The Bad Business of Media Mergers
When Steve Case of America Online announced his purchase this week of Time Warner, he listed the new company's activities in the following order: First there was entertainment. Then there was e-commerce. Down the list a ways came journalism.
The news coverage probing the potential impact of this deal on journalism has focused generally on whether reporters and editors will face new conflicts of interest. Won't an otherwise independent reporter for Fortune, Time, Money or CNN now have interests that will interfere with that independence when he or reports on AOL?
Unfortunately, this is the wrong question and largely misses the bigger implications of the merger and the new era of superconglomeration it invites.
The problem with the conflict of interest construction, in part, is that it is too squishy. How can we really tell, when an excellent Fortune reporter appears on CNN praising the deal, whether he is feeling any constraint on what he can say? Trying to pinpoint the moment of self-censorship, or internal conflict, is like trying to photograph someone's thought processes.
Critics are left grasping at a handful of examples: a killed story on Disney theme parks here, a cover on the movie "Twister" there.
What we can identify, however, is that these megamergers have turned out to be a bad business strategy for journalism. Most evidence now suggests that synergy doesn't work for news organizations. Paradoxically, the merger strategy intended to save the old media may be what actually destroys it.
News organizations are in the business of selling subtle brands. Newsday, for example, is distinctly different from The New York Daily News, The New York Times or USA Today. Consumers know the difference, even if they cannot always articulate it. That's why a reader might prefer Time over U.S. News & World Report, or one columnist over another. It's not because one represents good journalism and another bad. It is a more delicate mix of characteristics like voice, tone and taste.
The history of recent mergers suggests that when media companies synergize their brands, they do not add to them. They dilute them.
Consider Time Warner's own experience. CNN represents quick and copious, if sometimes sloppy, coverage -- the world's video news service. Time has epitomized an Olympian, establishment voice synthesizing events after the fact into a kind of world view.
When they collaborated to make prime-time magazines on CNN, the results were not good. The maiden voyage, a misguided expose into purported use of nerve gas in Vietnam, proved so uneasy that Time wanted little to do with it. Have the subsequent prime-time magazine programs represented the speed of CNN or the deliberation of Time? They are in some ways contradictory values. The results so far have been indistinct and the ratings unfulfilling.
As a reader, one might like the work of Tom Wolfe and Philip Roth. That doesn't mean a book they wrote together would be twice as good.
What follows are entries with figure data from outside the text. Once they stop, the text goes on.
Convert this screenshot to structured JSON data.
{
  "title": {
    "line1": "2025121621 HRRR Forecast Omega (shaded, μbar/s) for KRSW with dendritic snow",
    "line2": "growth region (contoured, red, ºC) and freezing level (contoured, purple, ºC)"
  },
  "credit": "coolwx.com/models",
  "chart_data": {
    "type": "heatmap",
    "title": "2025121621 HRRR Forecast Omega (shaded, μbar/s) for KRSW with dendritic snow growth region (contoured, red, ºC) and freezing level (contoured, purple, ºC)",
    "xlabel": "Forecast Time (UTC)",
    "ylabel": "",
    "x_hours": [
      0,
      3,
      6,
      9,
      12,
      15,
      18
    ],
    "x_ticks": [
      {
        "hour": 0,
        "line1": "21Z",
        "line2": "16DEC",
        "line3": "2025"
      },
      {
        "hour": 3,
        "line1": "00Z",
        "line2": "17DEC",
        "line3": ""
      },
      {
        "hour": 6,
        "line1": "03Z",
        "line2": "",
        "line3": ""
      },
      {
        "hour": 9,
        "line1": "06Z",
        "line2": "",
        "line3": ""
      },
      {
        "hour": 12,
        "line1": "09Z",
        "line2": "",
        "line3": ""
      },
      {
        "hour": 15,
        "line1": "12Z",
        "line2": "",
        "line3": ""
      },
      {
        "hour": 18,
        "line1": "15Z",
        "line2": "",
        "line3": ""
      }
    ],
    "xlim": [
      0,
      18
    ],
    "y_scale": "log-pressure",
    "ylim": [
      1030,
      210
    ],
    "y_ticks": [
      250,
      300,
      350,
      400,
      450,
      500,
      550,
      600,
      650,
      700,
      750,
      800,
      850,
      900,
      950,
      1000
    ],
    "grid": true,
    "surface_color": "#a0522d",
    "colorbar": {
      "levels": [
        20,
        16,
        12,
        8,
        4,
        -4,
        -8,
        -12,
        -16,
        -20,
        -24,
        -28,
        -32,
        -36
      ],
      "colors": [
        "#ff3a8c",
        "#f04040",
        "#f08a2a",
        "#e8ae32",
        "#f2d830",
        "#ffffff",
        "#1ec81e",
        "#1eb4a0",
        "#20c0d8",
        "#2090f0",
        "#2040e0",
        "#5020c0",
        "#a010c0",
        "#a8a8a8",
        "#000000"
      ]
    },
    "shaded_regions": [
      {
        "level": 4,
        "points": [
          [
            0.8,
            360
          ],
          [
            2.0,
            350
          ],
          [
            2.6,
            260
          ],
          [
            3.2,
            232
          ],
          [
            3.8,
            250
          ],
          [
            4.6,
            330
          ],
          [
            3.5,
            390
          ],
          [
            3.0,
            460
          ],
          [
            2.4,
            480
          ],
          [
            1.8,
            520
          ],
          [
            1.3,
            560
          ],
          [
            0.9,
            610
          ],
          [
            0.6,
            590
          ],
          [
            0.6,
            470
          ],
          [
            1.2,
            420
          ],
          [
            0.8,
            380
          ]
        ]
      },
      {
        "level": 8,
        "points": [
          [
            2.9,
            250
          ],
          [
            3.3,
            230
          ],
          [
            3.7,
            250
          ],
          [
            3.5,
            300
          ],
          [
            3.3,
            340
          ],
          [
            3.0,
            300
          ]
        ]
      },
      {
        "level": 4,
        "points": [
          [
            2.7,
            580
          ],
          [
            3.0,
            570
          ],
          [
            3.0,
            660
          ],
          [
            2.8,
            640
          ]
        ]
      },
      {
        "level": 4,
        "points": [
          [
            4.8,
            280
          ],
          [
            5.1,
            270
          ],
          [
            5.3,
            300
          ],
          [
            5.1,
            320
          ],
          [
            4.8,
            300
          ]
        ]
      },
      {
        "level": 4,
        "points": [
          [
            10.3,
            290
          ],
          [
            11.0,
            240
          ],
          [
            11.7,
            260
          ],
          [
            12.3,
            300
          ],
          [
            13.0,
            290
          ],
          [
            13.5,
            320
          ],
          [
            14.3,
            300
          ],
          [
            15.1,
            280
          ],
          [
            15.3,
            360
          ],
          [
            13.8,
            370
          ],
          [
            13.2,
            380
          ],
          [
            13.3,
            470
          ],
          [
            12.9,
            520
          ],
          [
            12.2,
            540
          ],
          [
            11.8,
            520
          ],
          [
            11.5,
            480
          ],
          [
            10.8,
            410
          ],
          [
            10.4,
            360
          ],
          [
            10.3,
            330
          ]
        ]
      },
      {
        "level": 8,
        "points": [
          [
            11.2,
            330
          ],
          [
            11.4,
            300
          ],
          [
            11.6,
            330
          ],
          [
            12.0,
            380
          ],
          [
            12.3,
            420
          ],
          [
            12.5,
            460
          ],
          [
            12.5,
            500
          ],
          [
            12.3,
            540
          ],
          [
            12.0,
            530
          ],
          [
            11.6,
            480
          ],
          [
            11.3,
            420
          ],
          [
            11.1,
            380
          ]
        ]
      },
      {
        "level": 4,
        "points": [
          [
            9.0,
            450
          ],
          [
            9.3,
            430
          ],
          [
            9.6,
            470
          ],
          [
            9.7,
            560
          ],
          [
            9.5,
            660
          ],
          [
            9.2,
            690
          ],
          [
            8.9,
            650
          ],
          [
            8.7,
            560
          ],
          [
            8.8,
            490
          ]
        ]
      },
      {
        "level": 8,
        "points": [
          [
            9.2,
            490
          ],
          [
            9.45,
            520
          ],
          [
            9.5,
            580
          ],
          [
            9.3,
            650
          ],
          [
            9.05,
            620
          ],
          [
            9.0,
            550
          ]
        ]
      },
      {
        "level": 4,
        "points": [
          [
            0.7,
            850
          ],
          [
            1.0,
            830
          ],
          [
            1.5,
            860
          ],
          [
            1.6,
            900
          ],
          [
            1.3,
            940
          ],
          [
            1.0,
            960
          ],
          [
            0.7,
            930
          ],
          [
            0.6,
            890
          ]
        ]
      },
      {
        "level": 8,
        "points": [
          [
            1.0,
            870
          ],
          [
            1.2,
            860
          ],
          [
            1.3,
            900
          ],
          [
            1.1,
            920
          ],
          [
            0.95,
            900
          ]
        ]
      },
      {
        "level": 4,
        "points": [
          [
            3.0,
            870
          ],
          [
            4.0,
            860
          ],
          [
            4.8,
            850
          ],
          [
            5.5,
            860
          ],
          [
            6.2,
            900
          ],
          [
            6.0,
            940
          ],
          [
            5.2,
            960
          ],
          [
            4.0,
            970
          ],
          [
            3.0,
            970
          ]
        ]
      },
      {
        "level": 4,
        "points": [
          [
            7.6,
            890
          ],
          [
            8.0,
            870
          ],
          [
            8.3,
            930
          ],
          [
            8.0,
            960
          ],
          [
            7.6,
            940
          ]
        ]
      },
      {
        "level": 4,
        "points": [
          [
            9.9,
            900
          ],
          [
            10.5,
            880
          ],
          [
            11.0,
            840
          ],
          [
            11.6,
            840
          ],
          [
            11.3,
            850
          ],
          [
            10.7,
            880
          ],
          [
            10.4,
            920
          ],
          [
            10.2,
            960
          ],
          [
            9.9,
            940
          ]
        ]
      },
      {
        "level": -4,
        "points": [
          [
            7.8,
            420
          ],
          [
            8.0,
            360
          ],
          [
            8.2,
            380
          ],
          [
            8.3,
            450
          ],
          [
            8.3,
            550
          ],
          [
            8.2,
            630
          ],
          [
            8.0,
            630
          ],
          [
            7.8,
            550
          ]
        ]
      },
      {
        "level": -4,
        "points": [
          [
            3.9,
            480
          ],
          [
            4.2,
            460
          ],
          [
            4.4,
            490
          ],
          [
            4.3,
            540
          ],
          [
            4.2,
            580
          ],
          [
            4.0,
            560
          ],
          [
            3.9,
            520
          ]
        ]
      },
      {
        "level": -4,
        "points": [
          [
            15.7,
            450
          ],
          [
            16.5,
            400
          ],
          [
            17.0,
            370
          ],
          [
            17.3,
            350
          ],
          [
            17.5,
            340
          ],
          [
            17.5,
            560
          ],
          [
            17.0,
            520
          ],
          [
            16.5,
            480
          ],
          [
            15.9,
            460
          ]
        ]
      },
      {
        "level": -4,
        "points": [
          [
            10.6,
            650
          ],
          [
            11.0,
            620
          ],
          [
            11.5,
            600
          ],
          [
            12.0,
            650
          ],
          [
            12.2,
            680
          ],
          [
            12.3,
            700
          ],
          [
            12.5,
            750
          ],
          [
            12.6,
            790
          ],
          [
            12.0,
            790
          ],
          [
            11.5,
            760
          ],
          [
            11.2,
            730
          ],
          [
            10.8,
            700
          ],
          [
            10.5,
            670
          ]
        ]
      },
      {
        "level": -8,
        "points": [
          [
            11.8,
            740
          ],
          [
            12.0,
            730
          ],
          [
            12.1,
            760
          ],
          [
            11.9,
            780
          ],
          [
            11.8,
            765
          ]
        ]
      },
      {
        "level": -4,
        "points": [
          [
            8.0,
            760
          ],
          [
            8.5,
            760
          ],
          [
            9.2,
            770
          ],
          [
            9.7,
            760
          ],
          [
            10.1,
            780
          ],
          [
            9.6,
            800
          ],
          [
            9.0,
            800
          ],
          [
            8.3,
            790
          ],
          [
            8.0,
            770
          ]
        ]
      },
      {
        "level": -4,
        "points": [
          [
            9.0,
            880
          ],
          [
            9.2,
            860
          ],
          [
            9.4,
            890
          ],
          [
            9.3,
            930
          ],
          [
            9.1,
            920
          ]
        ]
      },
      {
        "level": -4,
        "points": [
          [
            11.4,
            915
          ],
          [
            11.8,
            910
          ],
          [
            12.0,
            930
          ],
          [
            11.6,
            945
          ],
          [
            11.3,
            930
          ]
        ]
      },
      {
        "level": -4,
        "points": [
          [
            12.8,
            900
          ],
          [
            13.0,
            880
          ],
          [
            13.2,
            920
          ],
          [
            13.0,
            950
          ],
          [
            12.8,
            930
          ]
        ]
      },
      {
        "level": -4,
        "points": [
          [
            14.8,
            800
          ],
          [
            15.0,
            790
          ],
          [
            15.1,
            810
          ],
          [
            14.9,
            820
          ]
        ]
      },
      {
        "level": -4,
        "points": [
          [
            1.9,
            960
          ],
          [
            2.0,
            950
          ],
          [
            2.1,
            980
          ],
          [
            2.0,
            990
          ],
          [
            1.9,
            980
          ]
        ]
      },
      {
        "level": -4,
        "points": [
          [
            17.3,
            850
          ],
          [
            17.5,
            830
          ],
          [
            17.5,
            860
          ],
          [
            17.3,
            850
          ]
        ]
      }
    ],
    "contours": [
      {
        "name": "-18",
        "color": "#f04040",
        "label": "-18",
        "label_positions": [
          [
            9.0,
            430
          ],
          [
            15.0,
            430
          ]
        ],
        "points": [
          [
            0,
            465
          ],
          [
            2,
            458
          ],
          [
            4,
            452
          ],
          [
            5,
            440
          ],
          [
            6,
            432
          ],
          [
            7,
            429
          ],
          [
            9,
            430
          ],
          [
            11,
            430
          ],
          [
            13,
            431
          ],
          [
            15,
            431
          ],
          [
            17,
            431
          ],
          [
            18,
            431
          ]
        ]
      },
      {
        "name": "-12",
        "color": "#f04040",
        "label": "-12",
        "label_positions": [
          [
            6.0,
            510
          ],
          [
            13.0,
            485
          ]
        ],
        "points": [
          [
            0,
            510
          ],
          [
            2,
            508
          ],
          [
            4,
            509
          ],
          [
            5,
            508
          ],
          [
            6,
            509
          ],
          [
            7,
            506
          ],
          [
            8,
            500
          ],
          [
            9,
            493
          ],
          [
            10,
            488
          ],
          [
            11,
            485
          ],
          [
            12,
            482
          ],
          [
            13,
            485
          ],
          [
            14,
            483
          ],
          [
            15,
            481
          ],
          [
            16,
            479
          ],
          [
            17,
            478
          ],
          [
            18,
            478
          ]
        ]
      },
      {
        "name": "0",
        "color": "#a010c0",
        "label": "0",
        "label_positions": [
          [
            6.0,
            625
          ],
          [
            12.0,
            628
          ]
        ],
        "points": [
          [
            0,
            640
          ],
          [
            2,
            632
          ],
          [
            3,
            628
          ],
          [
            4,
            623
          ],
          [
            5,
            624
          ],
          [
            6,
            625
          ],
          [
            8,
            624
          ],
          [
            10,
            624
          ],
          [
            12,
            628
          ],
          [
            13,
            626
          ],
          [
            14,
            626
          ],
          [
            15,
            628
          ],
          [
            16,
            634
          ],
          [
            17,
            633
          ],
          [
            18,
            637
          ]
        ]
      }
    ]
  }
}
A Time Warner executive admitted to a group at the Columbia Journalism School this summer that "the lesson of synergy at Time, Warner, CNN is that it doesn't work."
At ABC, the ownership by Disney has also revealed a blurring of brand. Not long ago, Michael Eisner told National Public Radio: "I would prefer ABC not cover Disney. I think it's inappropriate for Disney to be covered by Disney."
Mr. Eisner was revealing something deeper than conflict of interest. ABC's identity has been altered, and in some ways joined with Disney's. It is Disney covering Disney, at least in the mind of the C.E.O.
In some ways the idea of conflict of interest may itself become antiquated. The interdependencies inside AOL Time Warner will be so myriad that any claim by its journalists to independence -- and therefore worries about conflicts -- may no longer be realistic. The problem is in covering not just AOL, but all of the Web, e-commerce, entertainment, cable, telecommunications and on and on.
The theory of a free press that evolved out of the Enlightenment was that there would be an independent voice that could comment on and monitor the influence of powerful institutions in society.
Can we rely on a small cadre of behemoth corporations to monitor themselves?
AOL may be spending hundreds of billions of dollars to acquire brands that in the process of combination it may destroy. And if it proves to be the model, barely noticed in the economic reorganization will be the end of America's independent press.